Why is it so daunting you may ask. Cheryl Clark, a veteran health care reporter sought to answer this question. In her quest to create a guide for appealing insurance claim denials, she was met with the same response from insurance experts, lawyers, and physicians: “[g]reat idea. But almost impossible to do.” Clark noted that this project was essentially impossible because:

There are many kinds of insurance in the U.S., and they have different processes for appealing a denial. And no lawmakers or regulators in state and federal governments have forced all insurers to follow one simple standard.

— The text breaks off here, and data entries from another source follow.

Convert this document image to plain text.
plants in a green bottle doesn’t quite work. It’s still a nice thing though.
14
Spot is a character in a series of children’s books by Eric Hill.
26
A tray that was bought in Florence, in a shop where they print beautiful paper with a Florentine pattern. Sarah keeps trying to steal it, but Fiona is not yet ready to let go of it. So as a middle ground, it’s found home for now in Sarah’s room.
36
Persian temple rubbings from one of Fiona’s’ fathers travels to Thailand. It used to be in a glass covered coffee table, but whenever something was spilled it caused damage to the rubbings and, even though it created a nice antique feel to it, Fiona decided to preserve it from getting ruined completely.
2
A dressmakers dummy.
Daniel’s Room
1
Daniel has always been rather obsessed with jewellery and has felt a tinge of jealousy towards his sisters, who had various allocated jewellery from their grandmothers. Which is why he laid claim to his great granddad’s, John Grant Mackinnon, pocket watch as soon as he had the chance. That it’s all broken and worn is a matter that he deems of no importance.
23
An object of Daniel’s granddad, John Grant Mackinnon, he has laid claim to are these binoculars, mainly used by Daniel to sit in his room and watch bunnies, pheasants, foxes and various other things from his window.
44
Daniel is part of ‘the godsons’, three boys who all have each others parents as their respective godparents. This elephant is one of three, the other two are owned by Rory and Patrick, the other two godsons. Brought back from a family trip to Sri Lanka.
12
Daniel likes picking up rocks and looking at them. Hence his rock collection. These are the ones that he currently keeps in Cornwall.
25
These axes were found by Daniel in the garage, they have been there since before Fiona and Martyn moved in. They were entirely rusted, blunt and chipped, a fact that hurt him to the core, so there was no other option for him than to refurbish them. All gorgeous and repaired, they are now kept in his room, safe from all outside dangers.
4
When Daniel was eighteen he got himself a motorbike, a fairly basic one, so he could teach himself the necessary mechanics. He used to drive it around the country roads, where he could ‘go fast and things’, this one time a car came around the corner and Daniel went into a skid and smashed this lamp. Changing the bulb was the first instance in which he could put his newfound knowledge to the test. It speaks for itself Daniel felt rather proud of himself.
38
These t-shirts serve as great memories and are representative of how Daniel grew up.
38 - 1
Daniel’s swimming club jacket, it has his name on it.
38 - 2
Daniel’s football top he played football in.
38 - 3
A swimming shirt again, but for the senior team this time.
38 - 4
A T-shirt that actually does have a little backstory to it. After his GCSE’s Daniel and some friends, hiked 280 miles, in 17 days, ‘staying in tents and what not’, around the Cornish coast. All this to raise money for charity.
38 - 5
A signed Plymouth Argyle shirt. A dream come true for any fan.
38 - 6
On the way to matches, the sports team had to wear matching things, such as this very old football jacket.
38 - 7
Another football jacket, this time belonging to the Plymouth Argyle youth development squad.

Although the appeals process can be daunting, especially for individuals facing challenges such as battling cancer or being denied rehabilitative care (all while fighting the insurance company), the “few who appeal often win.” According to a report by the Wall Street Journal, the appeals process labors can prove worthwhile, with “up to three-quarters of claim appeals [being] granted.” 

While a one-size-fits-all guide to insurance denials is likely impossible to produce, some steps can be taken to appeal a denied health insurance claim. The Wall Street Journal suggests the following five steps:

  1. Read up
    • Understand your coverage and benefits. 
  2. Take note
    • Log dates of calls to your insurer, who you spoke with, billing codes for denied services, etc. 
  3. Fight back
    • Call your insurance company and ask why your service was denied. 
    • Ask how to appeal. 
  4. Get help
    • Nonprofits such as the Patient Advocate Foundation and the Medicare Rights Center may help craft appeals on your behalf. 
  5. Escalate 
    • Write a letter explaining why your denied claim was not warranted. Have your doctor write to the insurance company explaining that the treatment prescribed was medically necessary. Appeal to a higher authority within the insurance company. 

By reading this article, you likely know more about insurance claim appeals than your counterparts. Although less than 1% of insurance patients appeal denied claims, over three-quarters of these appeals are approved. If the insurance company is not willing to fight for your health, you must fight for yourself.